More than two years after it was first published, I finally saw the elephant.

Specifically, the “elephant graph” of global income gains from 1988–2008, as plotted by former World Bank economist Branko Milanovic.

Have a look for yourself:

source: https://voxeu.org/article/greatest-reshuffle-individual-incomes-industrial-revolution

[Don’t neglect the source link, either — that’s Milanovic’s own clear and concise explanation of the graph, published at Vox EU on 1 July 2016.]

What this shows is that the world’s median income (point A) has gone up a lot over those 20 years. Ditto the global 1 percent (point C; over half of whom are Americans). And, importantly, it shows that people who were merely rich by global standards (between the mid-70th and mid-90th percentile) saw their incomes stagnate or decrease over the same time.

Combine that with the natural tendency to focus on our own fortunes — especially as perceived in comparison to our neighbors and fellow citizens — and it’s not too hard to form a hypothesis about our cultural and political fix.

The assertion I’d make is that more and more people, especially in the historically wealthy countries (i.e. the winners of the industrial revolution), are not feeling OK economically. And the less OK people feel economically, the more cultural and ultimately political unrest our societies will face.
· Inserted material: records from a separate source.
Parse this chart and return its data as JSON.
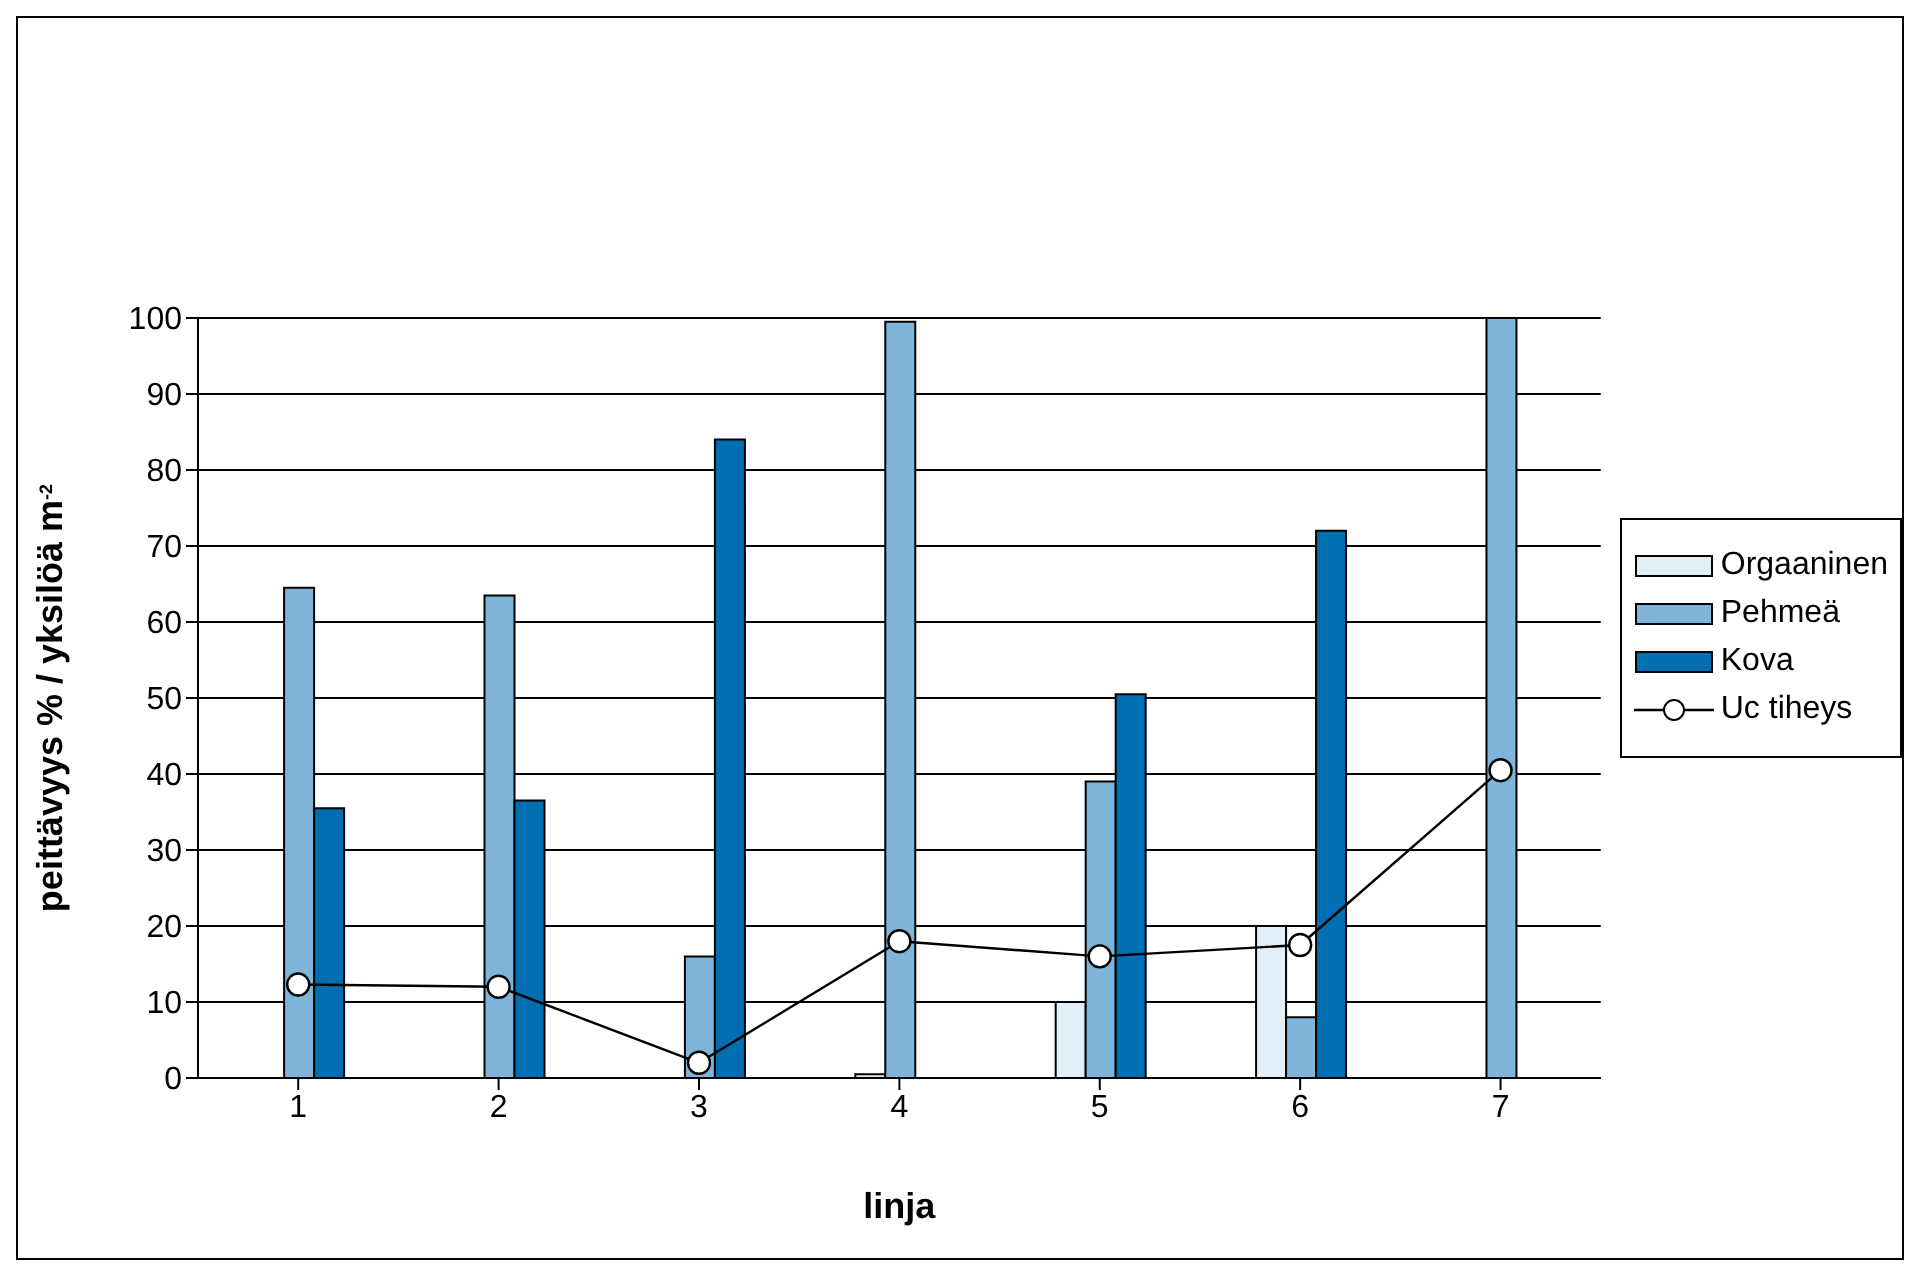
{
  "chart_data": {
    "type": "bar",
    "categories": [
      "1",
      "2",
      "3",
      "4",
      "5",
      "6",
      "7"
    ],
    "xlabel": "linja",
    "ylabel": "peittävyys % / yksilöä m$^{-2}$",
    "series": [
      {
        "name": "Orgaaninen",
        "color": "#e3eff7",
        "values": [
          null,
          null,
          null,
          0.5,
          10,
          20,
          null
        ]
      },
      {
        "name": "Pehmeä",
        "color": "#7fb5d8",
        "values": [
          64.5,
          63.5,
          16,
          99.5,
          39,
          8,
          100
        ]
      },
      {
        "name": "Kova",
        "color": "#006eb1",
        "values": [
          35.5,
          36.5,
          84,
          null,
          50.5,
          72,
          null
        ]
      },
      {
        "name": "Uc tiheys",
        "type": "line",
        "color": "#000000",
        "marker": "circle",
        "values": [
          12.3,
          12,
          2,
          18,
          16,
          17.5,
          40.5
        ]
      }
    ],
    "ylim": [
      0,
      100
    ],
    "yticks": [
      0,
      10,
      20,
      30,
      40,
      50,
      60,
      70,
      80,
      90,
      100
    ],
    "grid": "y",
    "legend": "right"
  }
}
Imagine sitting at the base of the elephant’s trunk, looking up at the tip. It’s not too hard to understand that frustration. (You might even feel some yourself.)

The challenge for industrially-rich societies is to reduce the fear and frustration of feeling left behind or left out (and the anger that inevitably follows). It is, in other words, to help more people feel more OK.

If I had to guess, we’ll continue to live in “not-normal” times until that graph starts to look substantially more like a normal distribution.